In a decision announced Wednesday, DNR administrator Kent Lokkesmoe backed an administrative law judge who ruled in May that the state agency had the authority to refuse to renew Lynn Rogers' permit for collaring the bears. The DNR had cited concerns about public safety and conduct by Rogers that it considered unprofessional, such as hand-feeding bears to gain their trust. The department also questioned the validity of his research.

"Dr. Rogers is not precluded from feeing bears or interacting with them. Education about bears can continue. What he cannot do is radio-collar bears without a permit from the Department," Lokkesmoe wrote in the order, which was filed late Tuesday.

Rogers, who also has placed cameras in northern Minnesota bear dens to stream live video of births to huge international audiences online, said he had long expected the state agency to rule against him. He said that he now plans to ask the Minnesota Court of Appeals to review the decision.

DNR Commissioner Tom Landwehr made his agency's initial decision last year not to renew Rogers' permit. After a public outcry from the researcher's followers, he agreed to submit the case to an administrative law judge for a trial-like proceeding.

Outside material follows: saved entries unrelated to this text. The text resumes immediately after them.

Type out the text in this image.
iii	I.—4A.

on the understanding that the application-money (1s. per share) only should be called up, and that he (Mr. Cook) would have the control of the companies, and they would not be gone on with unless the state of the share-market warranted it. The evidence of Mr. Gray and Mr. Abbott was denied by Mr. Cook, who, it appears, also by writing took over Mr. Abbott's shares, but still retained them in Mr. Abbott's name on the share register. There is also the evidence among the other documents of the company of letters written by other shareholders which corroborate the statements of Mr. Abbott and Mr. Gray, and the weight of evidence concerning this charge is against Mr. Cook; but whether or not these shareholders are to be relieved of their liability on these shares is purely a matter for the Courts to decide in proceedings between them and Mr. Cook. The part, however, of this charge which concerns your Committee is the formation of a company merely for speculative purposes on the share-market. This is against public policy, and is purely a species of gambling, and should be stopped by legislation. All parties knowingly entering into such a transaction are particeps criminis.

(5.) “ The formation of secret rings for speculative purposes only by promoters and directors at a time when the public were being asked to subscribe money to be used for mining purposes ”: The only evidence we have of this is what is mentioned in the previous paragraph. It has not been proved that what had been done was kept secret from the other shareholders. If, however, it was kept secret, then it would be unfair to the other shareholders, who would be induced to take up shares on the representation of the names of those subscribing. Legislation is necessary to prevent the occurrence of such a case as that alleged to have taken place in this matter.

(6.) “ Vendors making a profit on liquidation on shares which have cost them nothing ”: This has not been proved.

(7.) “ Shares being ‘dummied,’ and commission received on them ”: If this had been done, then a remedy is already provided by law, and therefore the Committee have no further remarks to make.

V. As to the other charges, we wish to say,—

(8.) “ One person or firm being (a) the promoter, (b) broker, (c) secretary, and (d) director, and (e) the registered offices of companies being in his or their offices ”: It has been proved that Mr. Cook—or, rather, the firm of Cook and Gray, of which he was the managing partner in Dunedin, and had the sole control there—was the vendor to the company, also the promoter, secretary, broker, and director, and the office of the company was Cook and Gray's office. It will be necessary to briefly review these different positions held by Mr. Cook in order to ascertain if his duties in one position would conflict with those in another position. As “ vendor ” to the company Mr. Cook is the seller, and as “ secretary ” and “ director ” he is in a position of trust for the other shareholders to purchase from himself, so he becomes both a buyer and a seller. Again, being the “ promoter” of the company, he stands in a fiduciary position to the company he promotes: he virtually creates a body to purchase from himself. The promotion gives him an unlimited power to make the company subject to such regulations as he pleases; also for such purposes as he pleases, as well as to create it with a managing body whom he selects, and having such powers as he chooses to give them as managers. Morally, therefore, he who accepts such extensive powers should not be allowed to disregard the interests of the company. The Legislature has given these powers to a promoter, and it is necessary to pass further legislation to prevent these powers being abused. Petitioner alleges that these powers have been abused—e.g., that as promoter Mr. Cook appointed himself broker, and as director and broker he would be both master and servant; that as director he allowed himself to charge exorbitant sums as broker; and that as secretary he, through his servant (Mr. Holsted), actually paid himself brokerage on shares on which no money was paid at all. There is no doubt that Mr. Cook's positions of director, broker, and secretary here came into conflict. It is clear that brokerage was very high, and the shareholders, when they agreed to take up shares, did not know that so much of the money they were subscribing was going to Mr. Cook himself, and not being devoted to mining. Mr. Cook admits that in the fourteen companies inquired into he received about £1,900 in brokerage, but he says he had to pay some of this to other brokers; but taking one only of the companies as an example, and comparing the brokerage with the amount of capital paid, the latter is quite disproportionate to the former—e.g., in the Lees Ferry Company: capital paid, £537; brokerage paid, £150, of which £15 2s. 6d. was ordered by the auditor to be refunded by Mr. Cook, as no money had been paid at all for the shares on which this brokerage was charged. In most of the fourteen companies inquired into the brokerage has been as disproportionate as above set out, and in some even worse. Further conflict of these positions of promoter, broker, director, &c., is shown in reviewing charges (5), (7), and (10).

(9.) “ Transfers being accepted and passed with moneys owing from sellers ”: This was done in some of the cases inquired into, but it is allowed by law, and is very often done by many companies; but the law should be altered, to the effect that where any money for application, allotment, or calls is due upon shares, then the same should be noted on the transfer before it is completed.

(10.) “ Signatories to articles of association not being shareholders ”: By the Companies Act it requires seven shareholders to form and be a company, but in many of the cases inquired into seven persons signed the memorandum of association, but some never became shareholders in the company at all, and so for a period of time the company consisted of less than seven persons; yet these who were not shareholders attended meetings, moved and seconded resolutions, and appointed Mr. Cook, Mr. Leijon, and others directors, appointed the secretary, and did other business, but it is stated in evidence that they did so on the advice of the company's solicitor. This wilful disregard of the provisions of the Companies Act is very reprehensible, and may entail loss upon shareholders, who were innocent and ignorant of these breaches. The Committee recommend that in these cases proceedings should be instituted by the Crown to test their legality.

Chief Administrative Law Judge Tammy Pust found in May that the DNR had sufficient legal grounds for pulling Rogers' permit, saying his methods raised significant public safety concerns. Such rulings normally go back to an agency head for a final decision. That would have been Landwehr, but he appointed Lokkesmoe to handle the case instead because he had not been involved with the Rogers case previously.

DNR spokesman Chris Niskanen defended the process as fair, saying the conflict was resolved through testimony before two impartial decision-makers who "have spent innumerable hours reviewing, listening, looking through this case very carefully."

But Rogers questioned Lokkesmoe's impartiality, saying Landwehr had long wanted to pull his permit.

"We never figured that his administrator would rule against the big boss. ... We were up against something bigger than we could handle," Rogers said.

Rogers said he removed the last radio collars from his seven or eight remaining research bears between Tower and Ely this summer after Pust ruled against him. He said he acted out of concern for their safety because he believed hunters were deliberately targeting his collared bears. He said hunters usually killed about 5 percent of his collared bears a year, but that jumped to 30 percent as his dispute with the DNR intensified.

Rogers, who founded the North American Bear Center in Ely, a popular tourist attraction, said he'll keep studying bears as best he can. But he called it a "travesty" that the DNR won't let him place webcams in bear dens any longer. He said the video cameras posed no threat to public safety, but they taught thousands of schoolchildren around the country to like bears rather than hunt them.